As I drove home tonight the sky was a brilliant red. In my mind I repeated, "Red sky at night, sailors delight; red sky at morn', sailors take warn." I say that to myself every time there is a red sky - a subconscious phrase that comes without a thought. You see, my dad was a sailor. He joined the Navy young and sailed around the world. I can remember being young and sitting with him on the porch and watching the brilliant red colors appear above us and him telling me what that would mean to me if I was a sailor. I remember being in awe of him as he talked of far away lands and adventures that I, as a child, could only imagine. He was the one that taught me a rhyme to remember the thirteen colonies as we laid in the hammock and watched the stars come out. He knew where the big dipper was and pointed out Orion's belt.

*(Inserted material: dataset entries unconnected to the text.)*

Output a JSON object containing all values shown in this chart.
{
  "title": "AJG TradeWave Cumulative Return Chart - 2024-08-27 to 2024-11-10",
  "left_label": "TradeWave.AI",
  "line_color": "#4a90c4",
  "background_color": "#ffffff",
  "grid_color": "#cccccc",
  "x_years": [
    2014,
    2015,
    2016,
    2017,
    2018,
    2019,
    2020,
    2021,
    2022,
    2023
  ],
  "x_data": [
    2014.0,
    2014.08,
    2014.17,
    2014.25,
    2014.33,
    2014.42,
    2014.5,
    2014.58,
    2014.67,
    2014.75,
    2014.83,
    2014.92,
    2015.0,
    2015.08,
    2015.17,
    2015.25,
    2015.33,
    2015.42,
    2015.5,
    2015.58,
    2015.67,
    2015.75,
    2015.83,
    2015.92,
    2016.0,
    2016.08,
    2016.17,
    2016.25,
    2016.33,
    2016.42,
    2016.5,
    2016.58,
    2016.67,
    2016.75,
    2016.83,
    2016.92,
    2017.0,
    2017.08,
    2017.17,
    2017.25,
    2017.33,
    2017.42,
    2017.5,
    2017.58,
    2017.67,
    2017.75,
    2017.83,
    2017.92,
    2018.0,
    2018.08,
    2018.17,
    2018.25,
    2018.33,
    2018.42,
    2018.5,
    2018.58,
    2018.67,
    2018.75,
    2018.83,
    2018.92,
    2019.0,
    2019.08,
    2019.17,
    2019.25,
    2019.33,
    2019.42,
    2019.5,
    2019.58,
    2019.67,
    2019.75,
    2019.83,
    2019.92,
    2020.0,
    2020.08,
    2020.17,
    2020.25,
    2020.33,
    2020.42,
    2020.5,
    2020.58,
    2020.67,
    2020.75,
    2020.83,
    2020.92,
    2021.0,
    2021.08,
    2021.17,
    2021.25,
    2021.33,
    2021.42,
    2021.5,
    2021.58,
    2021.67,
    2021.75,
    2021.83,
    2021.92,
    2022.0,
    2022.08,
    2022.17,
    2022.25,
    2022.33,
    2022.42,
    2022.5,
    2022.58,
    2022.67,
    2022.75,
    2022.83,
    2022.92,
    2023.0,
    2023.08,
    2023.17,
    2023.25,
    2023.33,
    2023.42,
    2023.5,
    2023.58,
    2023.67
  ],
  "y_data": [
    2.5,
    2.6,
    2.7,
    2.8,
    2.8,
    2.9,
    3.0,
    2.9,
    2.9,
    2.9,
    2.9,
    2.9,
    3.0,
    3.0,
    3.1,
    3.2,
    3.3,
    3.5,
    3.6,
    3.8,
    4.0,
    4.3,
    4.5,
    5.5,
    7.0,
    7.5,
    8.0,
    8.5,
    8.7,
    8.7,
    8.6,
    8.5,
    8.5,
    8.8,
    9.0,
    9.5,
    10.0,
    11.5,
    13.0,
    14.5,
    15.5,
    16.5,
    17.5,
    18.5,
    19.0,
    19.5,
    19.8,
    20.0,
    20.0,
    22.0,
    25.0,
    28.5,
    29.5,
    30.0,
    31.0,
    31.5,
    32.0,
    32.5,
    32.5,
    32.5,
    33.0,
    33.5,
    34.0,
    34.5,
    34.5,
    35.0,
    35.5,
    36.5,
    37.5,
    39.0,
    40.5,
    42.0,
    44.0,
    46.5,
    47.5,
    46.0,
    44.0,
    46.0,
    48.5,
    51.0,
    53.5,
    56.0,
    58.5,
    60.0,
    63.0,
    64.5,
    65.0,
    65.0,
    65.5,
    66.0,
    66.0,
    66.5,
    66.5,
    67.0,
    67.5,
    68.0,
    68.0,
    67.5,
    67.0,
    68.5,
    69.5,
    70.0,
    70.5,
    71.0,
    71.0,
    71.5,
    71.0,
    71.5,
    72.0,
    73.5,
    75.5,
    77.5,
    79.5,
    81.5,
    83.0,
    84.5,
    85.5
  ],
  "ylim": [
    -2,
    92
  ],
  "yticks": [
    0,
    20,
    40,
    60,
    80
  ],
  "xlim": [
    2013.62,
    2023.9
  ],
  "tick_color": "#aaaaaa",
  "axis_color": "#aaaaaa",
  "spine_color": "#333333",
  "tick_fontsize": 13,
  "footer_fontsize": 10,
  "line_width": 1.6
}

There are innumerable memories that I could share about his love and guidance to me as his daughter. His is funny and talented and has a desire for learning that guides me to never stop wondering about things. A month ago I came home to him sitting at the kitchen table reading a Calculus textbook . . . just because.
Because of him I have a testimony of the gospel. He was always honest with us as his children about his life, good or bad. He talked of the years he never went to church and then what brought him back. He testified that life is better with the gospel but also helped us to know that it is never to late to change. He is still the teacher that all would want to have, the one who shows through example.
Tomorrow is his birthday and in this month of Thanksgiving I can think of nothing better to be grateful for than having him as my father. I love you dad, have the best of days tomorrow!